The first application of PCR test is in the field of forensic and applied sciences. Here PCR tests are used in criminal investigations to identify the DNA that was left behind. It helps identify the victim or even come up with a suspect. It relies on the amplification of individuals’ unique short Tandem repeats (STRs) on gene DNA to help differentiate individuals
The second application of PCR tests is in agriculture. The most common use in the field is to identify the presence or absence of genetically modified material in a product. It is further used to identify the presence of a food pathogen and plant genotypes for breeding.

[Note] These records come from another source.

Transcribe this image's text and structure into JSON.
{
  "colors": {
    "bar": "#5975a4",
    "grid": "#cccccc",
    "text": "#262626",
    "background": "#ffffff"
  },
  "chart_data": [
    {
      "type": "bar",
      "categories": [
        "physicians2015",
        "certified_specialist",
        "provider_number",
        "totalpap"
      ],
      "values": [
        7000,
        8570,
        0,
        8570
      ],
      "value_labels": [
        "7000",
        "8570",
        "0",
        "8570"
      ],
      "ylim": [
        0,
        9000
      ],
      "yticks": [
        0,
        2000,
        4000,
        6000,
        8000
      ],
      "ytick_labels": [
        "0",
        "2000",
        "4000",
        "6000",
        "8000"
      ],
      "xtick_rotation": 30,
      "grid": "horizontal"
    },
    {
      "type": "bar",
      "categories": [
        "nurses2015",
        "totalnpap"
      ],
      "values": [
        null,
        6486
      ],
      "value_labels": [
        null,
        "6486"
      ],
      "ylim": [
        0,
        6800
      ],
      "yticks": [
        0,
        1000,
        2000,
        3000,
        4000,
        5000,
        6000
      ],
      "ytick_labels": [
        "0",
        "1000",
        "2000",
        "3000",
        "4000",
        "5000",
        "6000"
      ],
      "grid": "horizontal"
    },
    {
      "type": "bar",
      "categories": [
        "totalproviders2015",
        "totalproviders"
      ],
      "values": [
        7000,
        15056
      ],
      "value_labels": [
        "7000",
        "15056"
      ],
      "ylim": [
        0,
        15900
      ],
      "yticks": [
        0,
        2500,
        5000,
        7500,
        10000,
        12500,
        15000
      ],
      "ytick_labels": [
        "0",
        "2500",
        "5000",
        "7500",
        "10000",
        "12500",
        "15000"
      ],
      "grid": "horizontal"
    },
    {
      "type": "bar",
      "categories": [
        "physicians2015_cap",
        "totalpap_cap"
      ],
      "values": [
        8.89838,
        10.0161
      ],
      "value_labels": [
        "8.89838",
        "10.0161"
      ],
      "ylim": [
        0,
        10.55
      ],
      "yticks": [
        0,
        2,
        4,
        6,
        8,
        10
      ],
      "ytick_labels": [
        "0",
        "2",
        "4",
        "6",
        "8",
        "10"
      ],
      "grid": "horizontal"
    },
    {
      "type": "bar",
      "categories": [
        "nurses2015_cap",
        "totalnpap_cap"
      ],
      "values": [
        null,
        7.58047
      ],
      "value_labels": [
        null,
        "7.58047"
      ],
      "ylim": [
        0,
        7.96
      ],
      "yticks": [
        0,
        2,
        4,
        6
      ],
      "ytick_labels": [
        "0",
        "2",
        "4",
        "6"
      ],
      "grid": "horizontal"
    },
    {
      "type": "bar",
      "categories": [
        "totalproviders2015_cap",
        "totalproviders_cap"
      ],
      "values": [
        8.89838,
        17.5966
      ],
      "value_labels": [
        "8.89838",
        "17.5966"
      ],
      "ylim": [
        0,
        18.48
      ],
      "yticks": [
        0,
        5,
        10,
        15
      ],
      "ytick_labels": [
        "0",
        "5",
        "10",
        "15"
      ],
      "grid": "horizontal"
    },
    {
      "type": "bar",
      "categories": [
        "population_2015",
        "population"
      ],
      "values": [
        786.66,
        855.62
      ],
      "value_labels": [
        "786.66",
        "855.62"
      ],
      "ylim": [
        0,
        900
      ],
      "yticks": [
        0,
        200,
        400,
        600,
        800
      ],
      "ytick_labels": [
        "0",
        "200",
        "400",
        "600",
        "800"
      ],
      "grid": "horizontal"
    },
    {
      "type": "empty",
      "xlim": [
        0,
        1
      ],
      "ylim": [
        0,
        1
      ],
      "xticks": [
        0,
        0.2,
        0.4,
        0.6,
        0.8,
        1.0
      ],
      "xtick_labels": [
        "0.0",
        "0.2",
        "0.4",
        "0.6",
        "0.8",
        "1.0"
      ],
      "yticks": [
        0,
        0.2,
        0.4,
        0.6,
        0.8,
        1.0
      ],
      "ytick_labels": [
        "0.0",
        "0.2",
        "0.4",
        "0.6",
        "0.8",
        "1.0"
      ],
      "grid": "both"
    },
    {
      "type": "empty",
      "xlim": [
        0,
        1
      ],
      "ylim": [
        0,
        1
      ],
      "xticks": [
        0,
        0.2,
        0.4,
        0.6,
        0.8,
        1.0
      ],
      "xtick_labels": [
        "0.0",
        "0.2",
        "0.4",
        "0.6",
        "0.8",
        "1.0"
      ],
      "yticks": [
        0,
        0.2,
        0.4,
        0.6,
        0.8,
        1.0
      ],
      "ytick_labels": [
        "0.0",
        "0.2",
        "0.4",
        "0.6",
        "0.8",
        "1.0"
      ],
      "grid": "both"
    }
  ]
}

Another application for PCR test is it is used to detect the presence of bacterium or DNA virus in an individual. By taking a sample and exposing it to different conditions to ensure in the presence of the DNA in question it will multiply hence easily detectable. PCR tests are more sensitive out of the existing methods used to detect pathogens. Due to the issue of Coronavirus, PCR tests have become more common. Here PCR tests involve three very important steps, the first step is the Denaturation stage. Extraction of DNA from specimen occurs. This could be inform of a swab sample taken from the throat and nose. Once the DNA is obtained, amplification of the said DNA is carried out. Where separation of the two strands of DNA double helix is separated by being exposed to different conditions in this case raising the temperatures. The second step is the annealing step and finally extension where the multiplication of the DNA antigen occurs making it easily detectable.